Para o Dr. Francisco Monteiro, coordenador do Sistema Estadual de Transplantes de São Paulo, um dos grandes benefícios de um projeto como Operação Transplante ir para o ar é o efeito prático em possíveis doadores.
"Cada vez que você tem a mídia falando de maneira proativa e positiva sobre doação e transplante, isso repercute em uma maior doação, em maior autorização ou menor índice de não autorização da família. No Brasil, em decorrência da legislação existente e do seguimento rigorosos desses pontos, o que a gente vê é que repercussão negativa não existe, objetivamente falando. Existem especulações, e essas especulações a gente até dá como saldo positivo, porque nos levam à mídia para explicar o que realmente acontece."

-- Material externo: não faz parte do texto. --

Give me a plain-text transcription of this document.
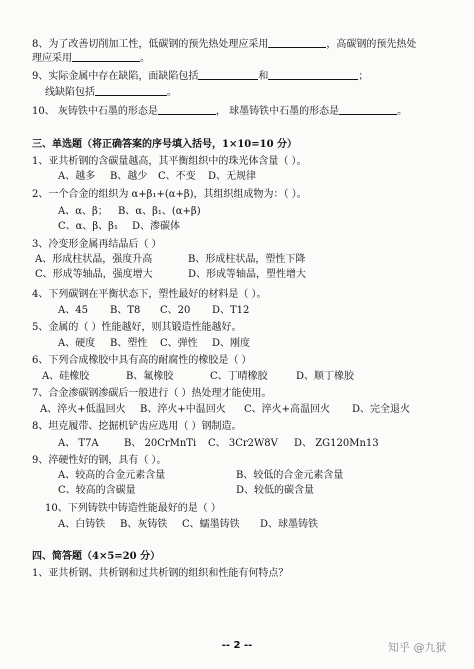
8、为了改善切削加工性，低碳钢的预先热处理应采用	，高碳钢的预先热处
理应采用	。
9、实际金属中存在缺陷，面缺陷包括	和	；
线缺陷包括	。
10、 灰铸铁中石墨的形态是	， 球墨铸铁中石墨的形态是	。
三、单选题（将正确答案的序号填入括号，1×10=10 分）
1、亚共析钢的含碳量越高，其平衡组织中的珠光体含量（ ）。
A、越多 B、越少 C、不变 D、无规律
2、一个合金的组织为 α+β₁+(α+β)，其组织组成物为：（ ）。
A、α、β； B、α、β₁、(α+β)
C、α、β、β₁ D、渗碳体
3、冷变形金属再结晶后（ ）
A、形成柱状晶，强度升高	B、形成柱状晶，塑性下降
C、形成等轴晶，强度增大	D、形成等轴晶，塑性增大
4、下列碳钢在平衡状态下，塑性最好的材料是（ ）。
A、45 B、T8 C、20 D、T12
5、金属的（ ）性能越好，则其锻造性能越好。
A、硬度 B、塑性 C、弹性 D、刚度
6、下列合成橡胶中具有高的耐腐性的橡胶是（ ）
A、硅橡胶	B、氟橡胶	C、丁晴橡胶	D、顺丁橡胶
7、合金渗碳钢渗碳后一般进行（ ）热处理才能使用。
A、淬火+低温回火 B、淬火+中温回火 C、淬火+高温回火 D、完全退火
8、坦克履带、挖掘机铲齿应选用（ ）钢制造。
A、 T7A	B、 20CrMnTi C、 3Cr2W8V D、 ZG120Mn13
9、淬硬性好的钢，具有（ ）。
A、较高的合金元素含量	B、较低的合金元素含量
C、较高的含碳量	D、较低的碳含量
10、下列铸铁中铸造性能最好的是（ ）
A、白铸铁 B、灰铸铁 C、蠕墨铸铁 D、球墨铸铁
四、简答题（4×5=20 分）
1、亚共析钢、共析钢和过共析钢的组织和性能有何特点？
-- 2 --	知乎 @九狱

O médico lembra o caso recente do apresentador Faustão, cujo transplante de coração levou muitos a se informarem sobre a doação de órgãos e o funcionamento da ordem de prioridades. "O povo não acredita, mas ele teve muita sorte", aponta Monteiro.
"O grupo sanguíneo dele é um que tem uma lista de espera pequena. A outra coisa é que apareceu um doador que era para o Faustão. Era um doador grande, e o Faustão é grande. O coração, como é uma cirurgia autotópica -ou seja, eu retiro o órgão e coloco outro no lugar-, tem que ser muito parecido com o tamanho do órgão original. Além disso, a legislação brasileira não autoriza o transplante com incompatibilidade ABO [de grupos sanguíneos], e isso reduziu muito a lista. Tinham outros pacientes que eram do grupo sanguíneo compatível, que foram excluídos porque as medidas antropométricas não batiam. Então, ele realmente teve muita sorte, e está vivo graças ao transplante."
O saldo positivo de um possível aumento do número de doadores, é claro, é dos pacientes. "Doem órgãos, porque não é nenhum bicho de sete cabeças", pede Leonardo. "Só a satisfação do doador poder salvar uma vida em potencial já é extremamente gratificante. Doem, não tenham medo."